Active and passive in German and Latin

In all cases it is about changing the relationship between the verb and its fellow players. So the meaning of a verb e.g. B. an acting teammate and an object on which the action is performed: The verb "move" requires a mover and a moving direct object . Typically, the acting person is the subject of the sentence. To compare with a language in which the diathesis is part of the inflection , here is an example (the subject is italic, the object is bold, the verb is underlined ):

German Latin
Mary moves the stone. Maria lapidem movet .

In this case the asset is available. The passive voice is formed by changing the verb morphologically:

German Latin
The stone is moved . Lapis movetur .

Now the agent is no longer the grammatical subject, but the object of the action has become the grammatical subject. The acting person takes a back seat, the object becomes the subject of the sentence. The number of necessary arguments of a verb is called its valence . The passive voice reduces the valence of the verb because the content subject is no longer necessary, but optional. It can be added again:

German Latin
The stone is of Maria moved . Lapis a Maria movetur .

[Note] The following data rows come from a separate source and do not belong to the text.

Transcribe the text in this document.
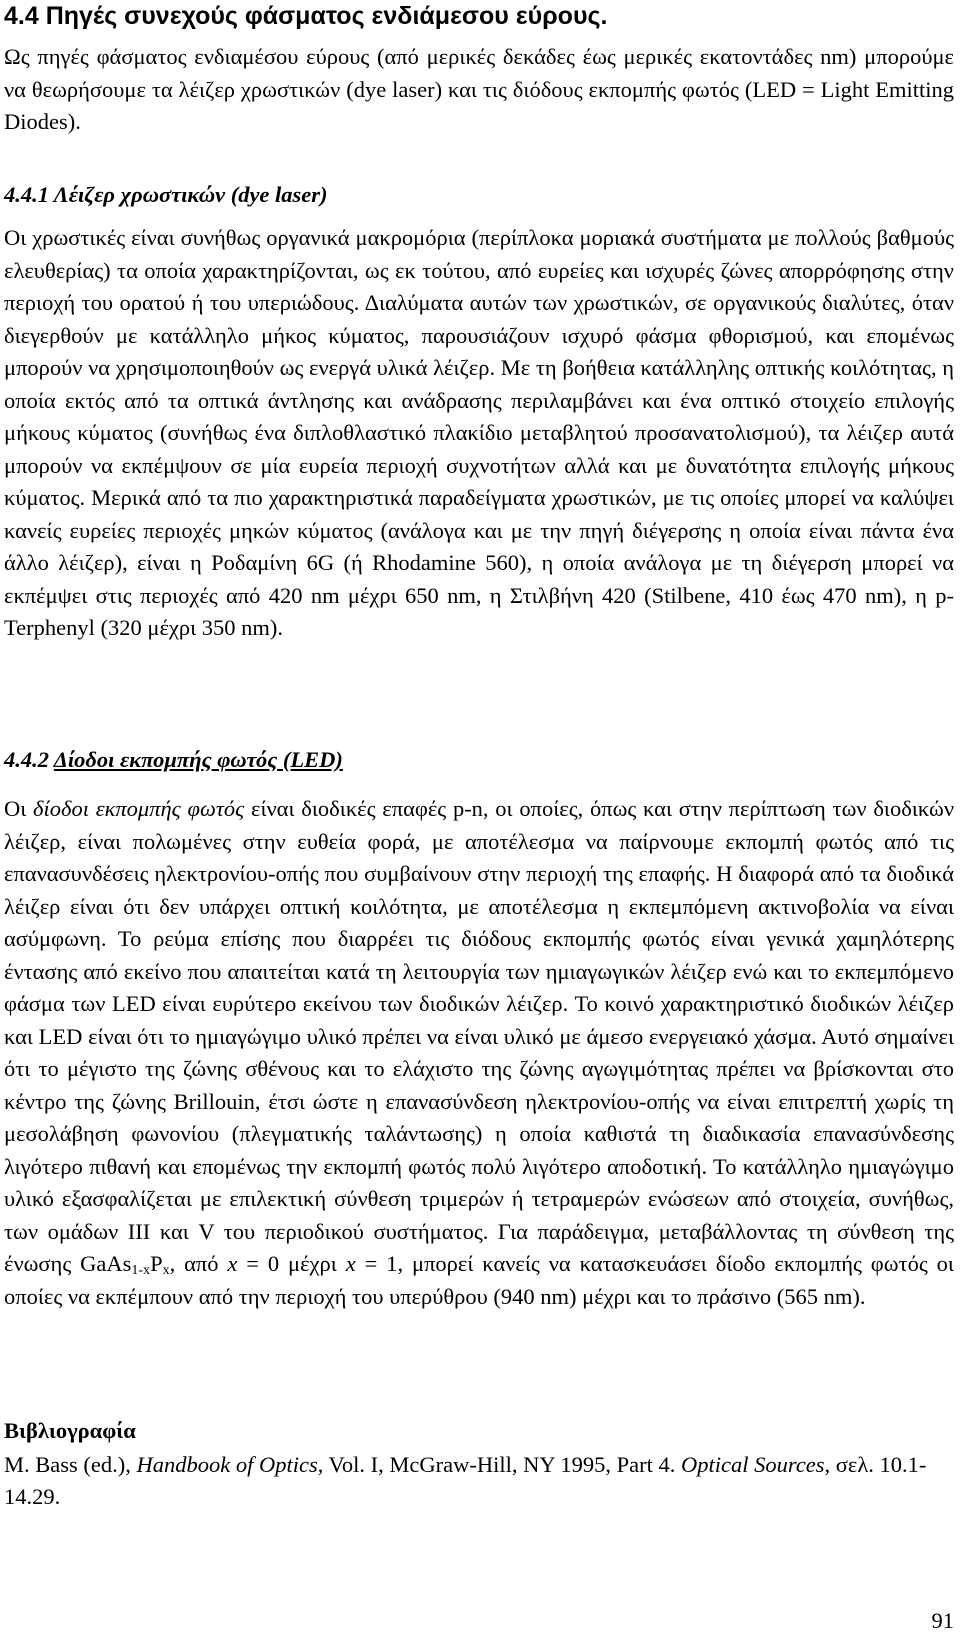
4.4 Πηγές συνεχούς φάσματος ενδιάμεσου εύρους.

Ως πηγές φάσματος ενδιαμέσου εύρους (από μερικές δεκάδες έως μερικές εκατοντάδες nm) μπορούμε να θεωρήσουμε τα λέιζερ χρωστικών (dye laser) και τις διόδους εκπομπής φωτός (LED = Light Emitting Diodes).

4.4.1 Λέιζερ χρωστικών (dye laser)

Οι χρωστικές είναι συνήθως οργανικά μακρομόρια (περίπλοκα μοριακά συστήματα με πολλούς βαθμούς ελευθερίας) τα οποία χαρακτηρίζονται, ως εκ τούτου, από ευρείες και ισχυρές ζώνες απορρόφησης στην περιοχή του ορατού ή του υπεριώδους. Διαλύματα αυτών των χρωστικών, σε οργανικούς διαλύτες, όταν διεγερθούν με κατάλληλο μήκος κύματος, παρουσιάζουν ισχυρό φάσμα φθορισμού, και επομένως μπορούν να χρησιμοποιηθούν ως ενεργά υλικά λέιζερ. Με τη βοήθεια κατάλληλης οπτικής κοιλότητας, η οποία εκτός από τα οπτικά άντλησης και ανάδρασης περιλαμβάνει και ένα οπτικό στοιχείο επιλογής μήκους κύματος (συνήθως ένα διπλοθλαστικό πλακίδιο μεταβλητού προσανατολισμού), τα λέιζερ αυτά μπορούν να εκπέμψουν σε μία ευρεία περιοχή συχνοτήτων αλλά και με δυνατότητα επιλογής μήκους κύματος. Μερικά από τα πιο χαρακτηριστικά παραδείγματα χρωστικών, με τις οποίες μπορεί να καλύψει κανείς ευρείες περιοχές μηκών κύματος (ανάλογα και με την πηγή διέγερσης η οποία είναι πάντα ένα άλλο λέιζερ), είναι η Ροδαμίνη 6G (ή Rhodamine 560), η οποία ανάλογα με τη διέγερση μπορεί να εκπέμψει στις περιοχές από 420 nm μέχρι 650 nm, η Στιλβήνη 420 (Stilbene, 410 έως 470 nm), η p-Terphenyl (320 μέχρι 350 nm).

4.4.2 Δίοδοι εκπομπής φωτός (LED)

Οι δίοδοι εκπομπής φωτός είναι διοδικές επαφές p-n, οι οποίες, όπως και στην περίπτωση των διοδικών λέιζερ, είναι πολωμένες στην ευθεία φορά, με αποτέλεσμα να παίρνουμε εκπομπή φωτός από τις επανασυνδέσεις ηλεκτρονίου-οπής που συμβαίνουν στην περιοχή της επαφής. Η διαφορά από τα διοδικά λέιζερ είναι ότι δεν υπάρχει οπτική κοιλότητα, με αποτέλεσμα η εκπεμπόμενη ακτινοβολία να είναι ασύμφωνη. Το ρεύμα επίσης που διαρρέει τις διόδους εκπομπής φωτός είναι γενικά χαμηλότερης έντασης από εκείνο που απαιτείται κατά τη λειτουργία των ημιαγωγικών λέιζερ ενώ και το εκπεμπόμενο φάσμα των LED είναι ευρύτερο εκείνου των διοδικών λέιζερ. Το κοινό χαρακτηριστικό διοδικών λέιζερ και LED είναι ότι το ημιαγώγιμο υλικό πρέπει να είναι υλικό με άμεσο ενεργειακό χάσμα. Αυτό σημαίνει ότι το μέγιστο της ζώνης σθένους και το ελάχιστο της ζώνης αγωγιμότητας πρέπει να βρίσκονται στο κέντρο της ζώνης Brillouin, έτσι ώστε η επανασύνδεση ηλεκτρονίου-οπής να είναι επιτρεπτή χωρίς τη μεσολάβηση φωνονίου (πλεγματικής ταλάντωσης) η οποία καθιστά τη διαδικασία επανασύνδεσης λιγότερο πιθανή και επομένως την εκπομπή φωτός πολύ λιγότερο αποδοτική. Το κατάλληλο ημιαγώγιμο υλικό εξασφαλίζεται με επιλεκτική σύνθεση τριμερών ή τετραμερών ενώσεων από στοιχεία, συνήθως, των ομάδων III και V του περιοδικού συστήματος. Για παράδειγμα, μεταβάλλοντας τη σύνθεση της ένωσης $GaAs_{1-x}P_x$, από x = 0 μέχρι x = 1, μπορεί κανείς να κατασκευάσει δίοδο εκπομπής φωτός οι οποίες να εκπέμπουν από την περιοχή του υπερύθρου (940 nm) μέχρι και το πράσινο (565 nm).

Βιβλιογραφία

M. Bass (ed.), Handbook of Optics, Vol. I, McGraw-Hill, NY 1995, Part 4. Optical Sources, σελ. 10.1-14.29.

91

In the reflexive, subject and object are identical:

German Latin
The stone moves . Lapis movetur .

This indicates in this case that it is no longer possible to clearly distinguish whether the stone is the subject or the object of the process. In the case of reflexive forms of verbs (such as washing oneself ) it can also mean that a person performs an action on himself:

Peter washes himself.

Gender verbi and diathesis in modern Greek

In ancient and modern Greek , as well as less often in Latin , there is a group of verbs whose grammatical gender verbi does not match the diathesis expressed by the verb. In the case that a grammatically passive verb has an active diathesis, one speaks of deposit . Accordingly, grammatical means can no longer be used to form semantic passive from these dumps, since the passive form is “already occupied”; in this case a speaker has to resort to lexical means.

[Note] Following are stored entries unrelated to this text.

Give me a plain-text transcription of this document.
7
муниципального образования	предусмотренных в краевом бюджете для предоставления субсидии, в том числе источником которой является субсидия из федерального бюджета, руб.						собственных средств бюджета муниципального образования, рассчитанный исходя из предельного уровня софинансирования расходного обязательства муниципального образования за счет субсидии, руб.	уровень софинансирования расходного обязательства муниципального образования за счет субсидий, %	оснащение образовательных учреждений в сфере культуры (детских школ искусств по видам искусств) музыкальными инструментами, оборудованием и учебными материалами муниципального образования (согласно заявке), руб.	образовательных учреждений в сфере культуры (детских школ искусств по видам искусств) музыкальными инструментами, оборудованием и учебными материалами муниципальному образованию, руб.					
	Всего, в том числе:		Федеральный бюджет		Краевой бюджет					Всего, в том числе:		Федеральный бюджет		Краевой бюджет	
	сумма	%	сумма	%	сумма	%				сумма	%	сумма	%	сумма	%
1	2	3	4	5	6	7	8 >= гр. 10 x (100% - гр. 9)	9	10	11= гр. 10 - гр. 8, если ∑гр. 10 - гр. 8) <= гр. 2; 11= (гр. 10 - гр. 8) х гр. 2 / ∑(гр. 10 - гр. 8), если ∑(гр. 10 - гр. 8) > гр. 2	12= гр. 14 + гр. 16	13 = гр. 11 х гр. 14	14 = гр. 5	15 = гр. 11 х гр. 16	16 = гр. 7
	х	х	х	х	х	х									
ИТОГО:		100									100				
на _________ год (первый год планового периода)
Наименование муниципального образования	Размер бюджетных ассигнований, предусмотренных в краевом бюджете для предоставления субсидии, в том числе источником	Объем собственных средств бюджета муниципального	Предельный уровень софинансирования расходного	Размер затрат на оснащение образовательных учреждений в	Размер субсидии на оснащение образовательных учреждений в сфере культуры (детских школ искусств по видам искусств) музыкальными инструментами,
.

These verbs are particularly common in modern Greek, whose current passive paradigm developed from the ancient Greek medium. For "normal" verbs - if they develop both genera verbi - the same applies as in German that the grammatical active always expresses the active diathesis. Your grammatical passive, however, is not always to be assigned to the passive diathesis, but often to the reflexive or reciprocal. A typical example of this relatively large group of verbs is βρίσκω (vrísko) “I find”, whose passive βρίσκομαι (vrískome) mostly does not mean “I am found”, but reflexively “I am”.

  • The grammatical passive of a "normal verb" has reflexive diathesis:
Ο άντρας πλένεται. "The man washes himself." (But if the subject is not a living being, the passive diathesis is adopted: "The car is washed.")
Το αγόρι κρύβεται. "The boy is hiding." (The meaning "The boy is hidden" must be expressed with lexical means)
  • The grammatical passive of a "normal verb" has reciprocal diathesis:
Μη σπρώχνεστε! "Don't push yourself!"
  • Some depositions (verbs that only exist in the grammatical passive) have a purely active diathesis:
Έρχομαι, Κοιμάμαι, Στέκομαι: "I'm coming." "I'm sleeping." "I'm standing."
  • Many other deposits predominantly, but not exclusively, express the reflexive diathesis:
θυμάμαι, αρνούμαι, αισθάνομαι: "I remember." "I refuse." "I feel."

See also


  • Hans Ruge: Grammar of Modern Greek (phonology, form theory, syntax) . Cologne 2001.
  • Thomas Tinnefeld: The passive voice as a terminological problem. Analyzes and suggestions with a special focus on French grammarography. In: Albert Barrera-Vidal, Manfred Raupach, Ekkehard Zöfgen: (Ed.): Grammatica vivat. Concepts, descriptions and analyzes on the subject of 'foreign language grammar' . In memoriam Hartmut Kleineidam. Narr, Tübingen 1992 (Tübingen Contributions to Linguistics (TBL); 365) pp. 187-199
  • Magnus Frisch: Why “Passive” when (it) also works “Active”? Comparative linguistic reflections on the genus verbi in Latin and German. In: The ancient language teaching. 52, No. 1, 2009, ISSN  0002-6670 , pp. 22-33.